When r ≤ R, we get e1* 4 π R2 = (1/ε 0) ρ (4/3) π R3.
E 1=ρr/(3ε0)
When r > r, E2 * 4 π r 2 = (1/ε 0) ρ (4/3) π r 3 is obtained.
E2=ρR^3/(3ε0 r^2)
The potential energy φ (p) = ∫ (p: ∞) EDL at any point.
When r ≤ R, φ1(r) = ∫ (r: r) e1dr+∫ (r: ∞) e2dr = ∫ρr/(3ε 0) dr+∫ρr 3/(.
=ρ(3R^2-r^2)/(6ε0)
When r > r, φ 2 (r) = ∫ (r :∞) e2dr = ∫ρr 3/(3ε 0r 2) dr = ρ r 3/(3ε 0r).

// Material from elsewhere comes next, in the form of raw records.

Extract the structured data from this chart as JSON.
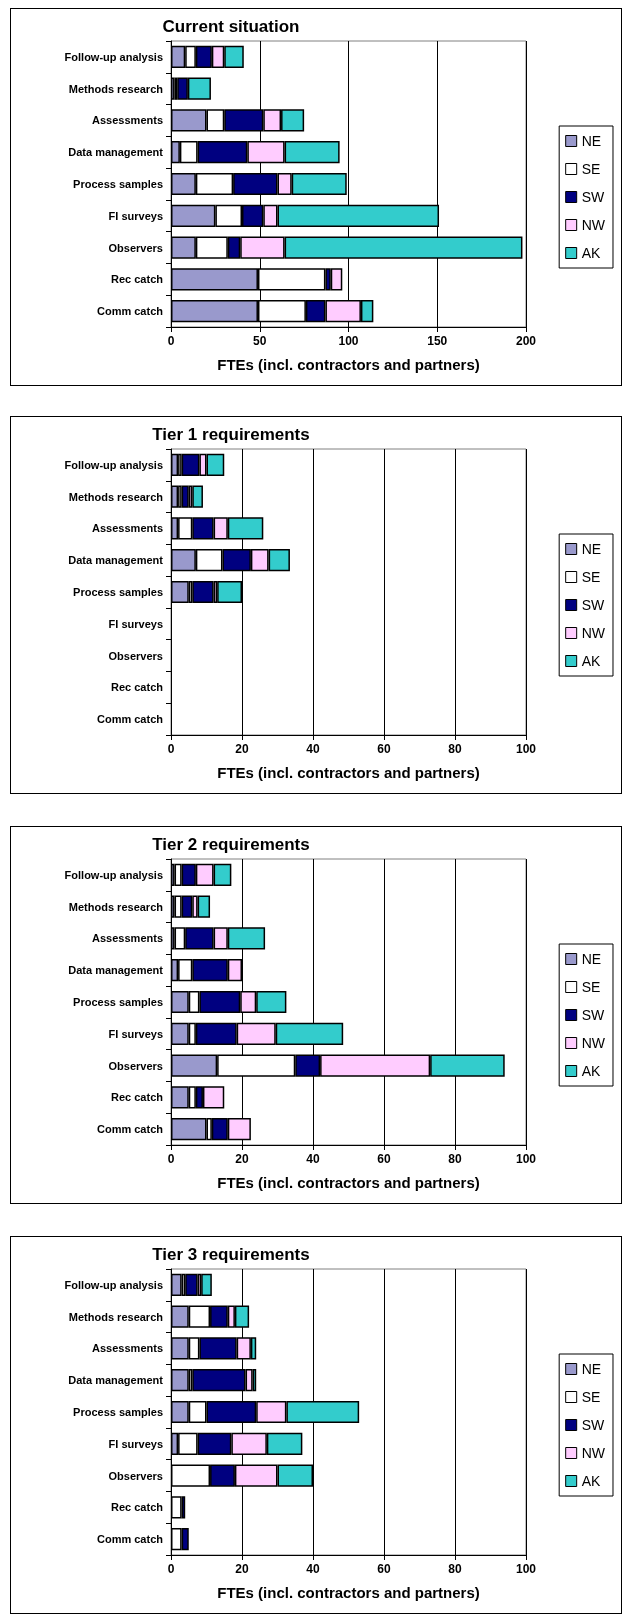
{
  "chart_data": [
    {
      "type": "bar",
      "orientation": "horizontal",
      "stacked": true,
      "title": "Current situation",
      "xlabel": "FTEs (incl. contractors and partners)",
      "categories": [
        "Follow-up analysis",
        "Methods research",
        "Assessments",
        "Data management",
        "Process samples",
        "FI surveys",
        "Observers",
        "Rec catch",
        "Comm catch"
      ],
      "xlim": [
        0,
        200
      ],
      "xticks": [
        0,
        50,
        100,
        150,
        200
      ],
      "grid": "x",
      "legend": "right",
      "series": [
        {
          "name": "NE",
          "color": "#9999cc",
          "values": [
            8,
            2,
            20,
            5,
            14,
            25,
            14,
            49,
            49
          ]
        },
        {
          "name": "SE",
          "color": "#ffffff",
          "values": [
            6,
            1.5,
            10,
            10,
            21,
            15,
            18,
            38,
            27
          ]
        },
        {
          "name": "SW",
          "color": "#000080",
          "values": [
            9,
            6,
            22,
            28,
            25,
            12,
            7,
            3,
            11
          ]
        },
        {
          "name": "NW",
          "color": "#ffccff",
          "values": [
            7,
            null,
            10,
            21,
            8,
            8,
            25,
            6.5,
            20
          ]
        },
        {
          "name": "AK",
          "color": "#33cccc",
          "values": [
            11,
            13,
            13,
            31,
            31,
            91,
            134,
            null,
            7
          ]
        }
      ]
    },
    {
      "type": "bar",
      "orientation": "horizontal",
      "stacked": true,
      "title": "Tier 1 requirements",
      "xlabel": "FTEs (incl. contractors and partners)",
      "categories": [
        "Follow-up analysis",
        "Methods research",
        "Assessments",
        "Data management",
        "Process samples",
        "FI surveys",
        "Observers",
        "Rec catch",
        "Comm catch"
      ],
      "xlim": [
        0,
        100
      ],
      "xticks": [
        0,
        20,
        40,
        60,
        80,
        100
      ],
      "grid": "x",
      "legend": "right",
      "series": [
        {
          "name": "NE",
          "color": "#9999cc",
          "values": [
            2,
            2,
            2,
            7,
            5,
            null,
            null,
            null,
            null
          ]
        },
        {
          "name": "SE",
          "color": "#ffffff",
          "values": [
            1,
            1,
            4,
            7.5,
            1,
            null,
            null,
            null,
            null
          ]
        },
        {
          "name": "SW",
          "color": "#000080",
          "values": [
            5,
            2,
            6,
            8,
            6,
            null,
            null,
            null,
            null
          ]
        },
        {
          "name": "NW",
          "color": "#ffccff",
          "values": [
            2,
            1,
            4,
            5,
            1,
            null,
            null,
            null,
            null
          ]
        },
        {
          "name": "AK",
          "color": "#33cccc",
          "values": [
            5,
            3,
            10,
            6,
            7,
            null,
            null,
            null,
            null
          ]
        }
      ]
    },
    {
      "type": "bar",
      "orientation": "horizontal",
      "stacked": true,
      "title": "Tier 2 requirements",
      "xlabel": "FTEs (incl. contractors and partners)",
      "categories": [
        "Follow-up analysis",
        "Methods research",
        "Assessments",
        "Data management",
        "Process samples",
        "FI surveys",
        "Observers",
        "Rec catch",
        "Comm catch"
      ],
      "xlim": [
        0,
        100
      ],
      "xticks": [
        0,
        20,
        40,
        60,
        80,
        100
      ],
      "grid": "x",
      "legend": "right",
      "series": [
        {
          "name": "NE",
          "color": "#9999cc",
          "values": [
            1,
            1,
            1,
            2,
            5,
            5,
            13,
            5,
            10
          ]
        },
        {
          "name": "SE",
          "color": "#ffffff",
          "values": [
            2,
            2,
            3,
            4,
            3,
            2,
            22,
            2,
            1.5
          ]
        },
        {
          "name": "SW",
          "color": "#000080",
          "values": [
            4,
            3,
            8,
            10,
            11.5,
            11.5,
            7,
            2,
            4.5
          ]
        },
        {
          "name": "NW",
          "color": "#ffccff",
          "values": [
            5,
            1.5,
            4,
            4,
            4.5,
            11,
            31,
            6,
            6.5
          ]
        },
        {
          "name": "AK",
          "color": "#33cccc",
          "values": [
            5,
            3.5,
            10.5,
            null,
            8.5,
            19,
            21,
            null,
            null
          ]
        }
      ]
    },
    {
      "type": "bar",
      "orientation": "horizontal",
      "stacked": true,
      "title": "Tier 3 requirements",
      "xlabel": "FTEs (incl. contractors and partners)",
      "categories": [
        "Follow-up analysis",
        "Methods research",
        "Assessments",
        "Data management",
        "Process samples",
        "FI surveys",
        "Observers",
        "Rec catch",
        "Comm catch"
      ],
      "xlim": [
        0,
        100
      ],
      "xticks": [
        0,
        20,
        40,
        60,
        80,
        100
      ],
      "grid": "x",
      "legend": "right",
      "series": [
        {
          "name": "NE",
          "color": "#9999cc",
          "values": [
            3,
            5,
            5,
            5,
            5,
            2,
            null,
            null,
            null
          ]
        },
        {
          "name": "SE",
          "color": "#ffffff",
          "values": [
            1,
            6,
            3,
            1,
            5,
            5.5,
            11,
            3,
            3
          ]
        },
        {
          "name": "SW",
          "color": "#000080",
          "values": [
            3.5,
            5,
            10.5,
            15,
            14,
            9.5,
            7,
            1,
            2
          ]
        },
        {
          "name": "NW",
          "color": "#ffccff",
          "values": [
            1,
            2,
            4,
            2,
            8.5,
            10,
            12,
            null,
            null
          ]
        },
        {
          "name": "AK",
          "color": "#33cccc",
          "values": [
            3,
            4,
            1.5,
            1,
            20.5,
            10,
            10,
            null,
            null
          ]
        }
      ]
    }
  ]
}
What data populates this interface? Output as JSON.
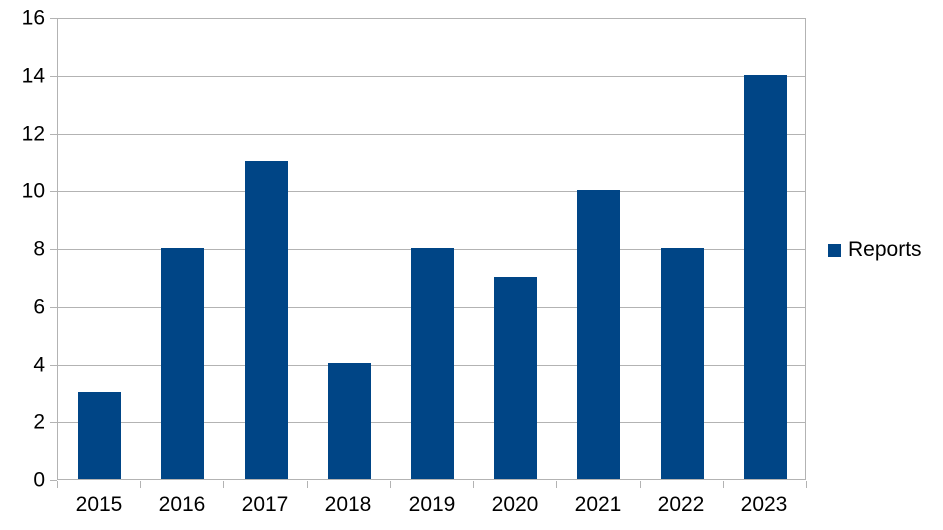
{
  "chart_data": {
    "type": "bar",
    "title": "",
    "categories": [
      "2015",
      "2016",
      "2017",
      "2018",
      "2019",
      "2020",
      "2021",
      "2022",
      "2023"
    ],
    "series": [
      {
        "name": "Reports",
        "values": [
          3,
          8,
          11,
          4,
          8,
          7,
          10,
          8,
          14
        ]
      }
    ],
    "xlabel": "",
    "ylabel": "",
    "ylim": [
      0,
      16
    ],
    "yticks": [
      0,
      2,
      4,
      6,
      8,
      10,
      12,
      14,
      16
    ],
    "grid": true,
    "legend_position": "right-middle",
    "colors": {
      "bar": "#004586",
      "grid": "#b3b3b3",
      "text": "#000000",
      "background": "#ffffff"
    }
  },
  "legend": {
    "swatch_icon": "blue-square-icon"
  }
}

2 With the center of the arc as the origin, put the arc directly above it (draw a picture yourself). Take a short section of ds on the arc, the angle between DS and Y axis is α, and the central angle of DS is ds dα, then ds=adα. This short charge dq=λds=λadα.
In which the electric field intensity at the center of excitation of wire density λ=q/aθ dq is de = dq/4 π ε 0a 2.
By the symmetry ex = 0e = ey = ∫ dey = ∫ de cos α = (λ/4 π ε 0a) ∫ (-θ/2: θ/2) cos α d α.
=(λ/4ω0a)* sinα=(λ/2ω0a)* sin(θ/2)
= q/(2 π ε 0a 2 θ) * sin (θ/2) direction downward.